Tommy Flanders was lead vocalist in the Blues Project for several periods in the band's history from 1966 to 1972.
He appears on two Blues Project albums, their debut Live at the Cafe Au Go Go and a reunion album eponymously titled Blues Project, as well as on various compilations and greatest hits collections.
After his first departure from the Blues Project in 1966, he signed with Verve Forecast, for whom he issued two commercially unsuccessful singles and one largely ignored album, The Moonstone. In a review at AllMusic, rock journalist Richie Unterberger panned the album, saying, "Despite some top-flight backup musicians in Bruce Langhorne, Dick Rosmini, and Jerry Scheff, it was a fairly forgettable record, and certainly a low-energy one, the mellowness threatening to dissolve into sleepiness. It's one of those albums where nothing's especially wrong, but neither is anything especially right."
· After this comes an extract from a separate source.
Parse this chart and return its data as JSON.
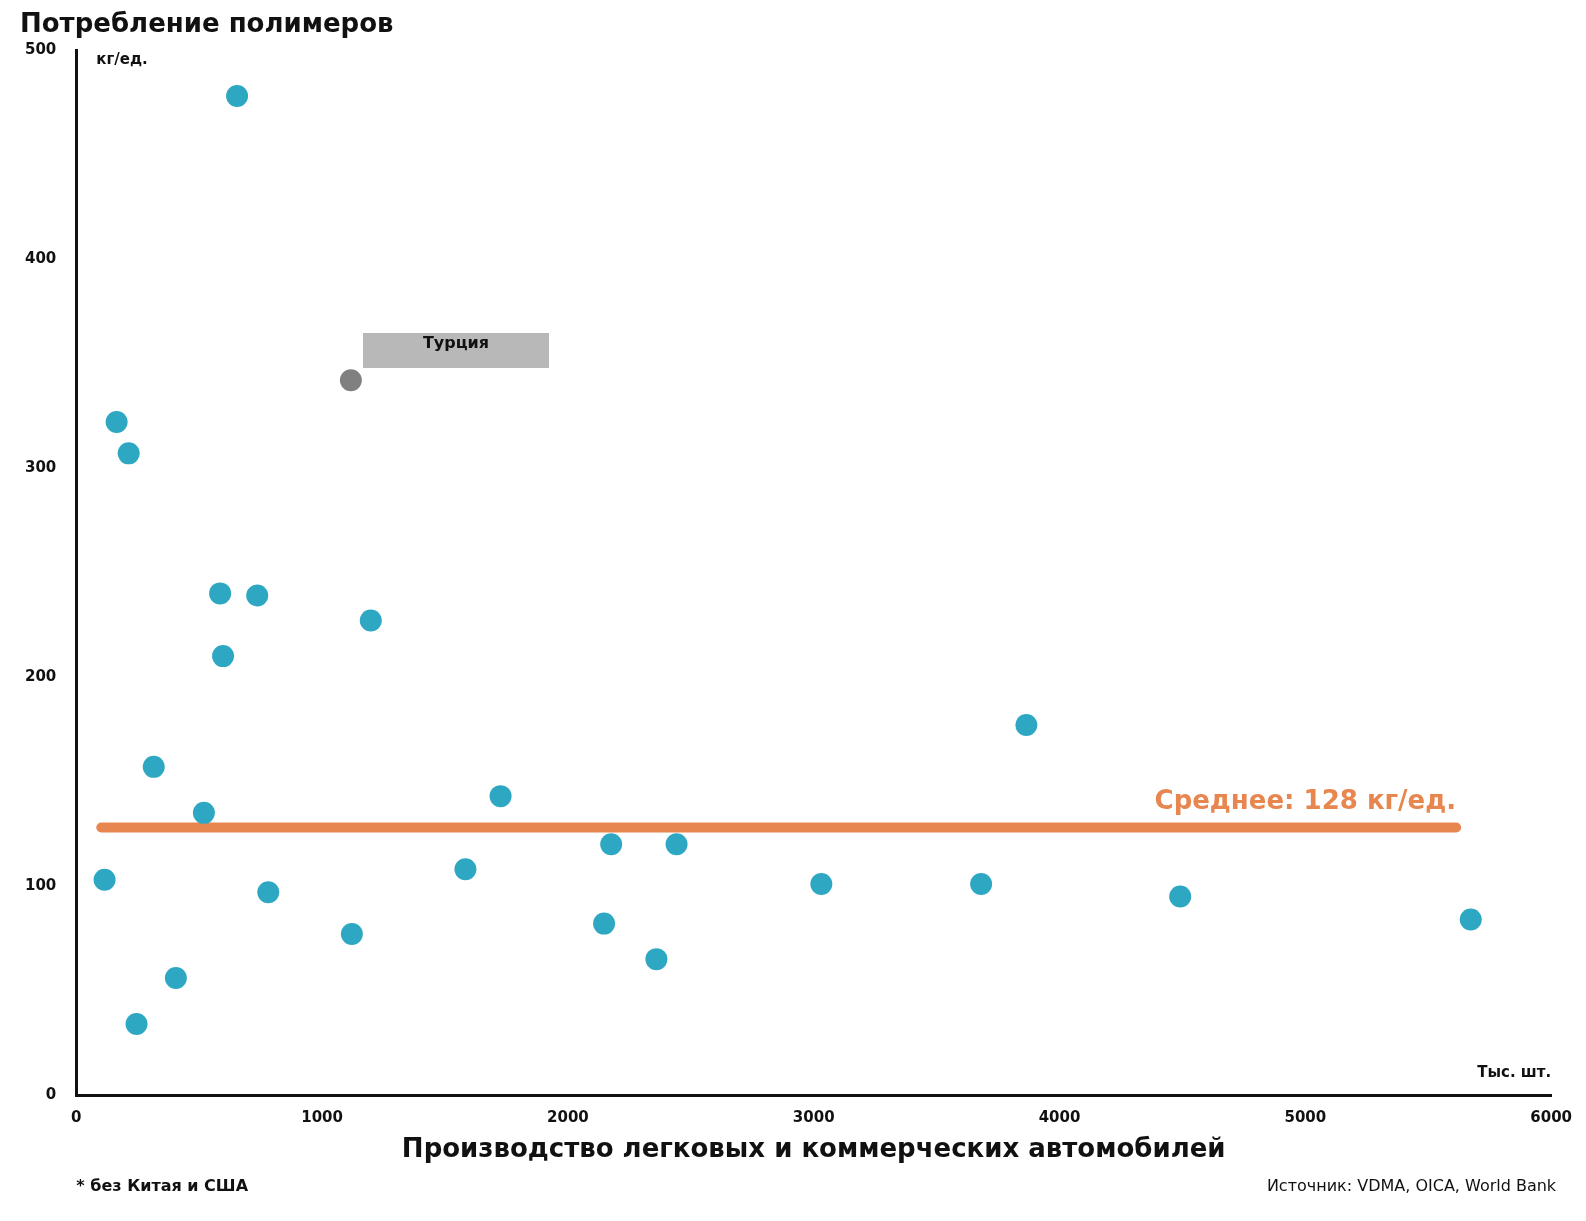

His 1967 Verve Forecast single, "Friday Night City" c/w "Bad Reputation," was produced by former Bob Dylan-producer Tom Wilson. Both sides featured Frank Zappa on guitar, and Zappa reportedly arranged and conducted both sessions as well. Flanders' final solo release was a single, "First Time, Last Time" c/w "Between Purple and Blue," issued on MGM in 1970.
He later went into artist management; his clients included Carolyne Mas.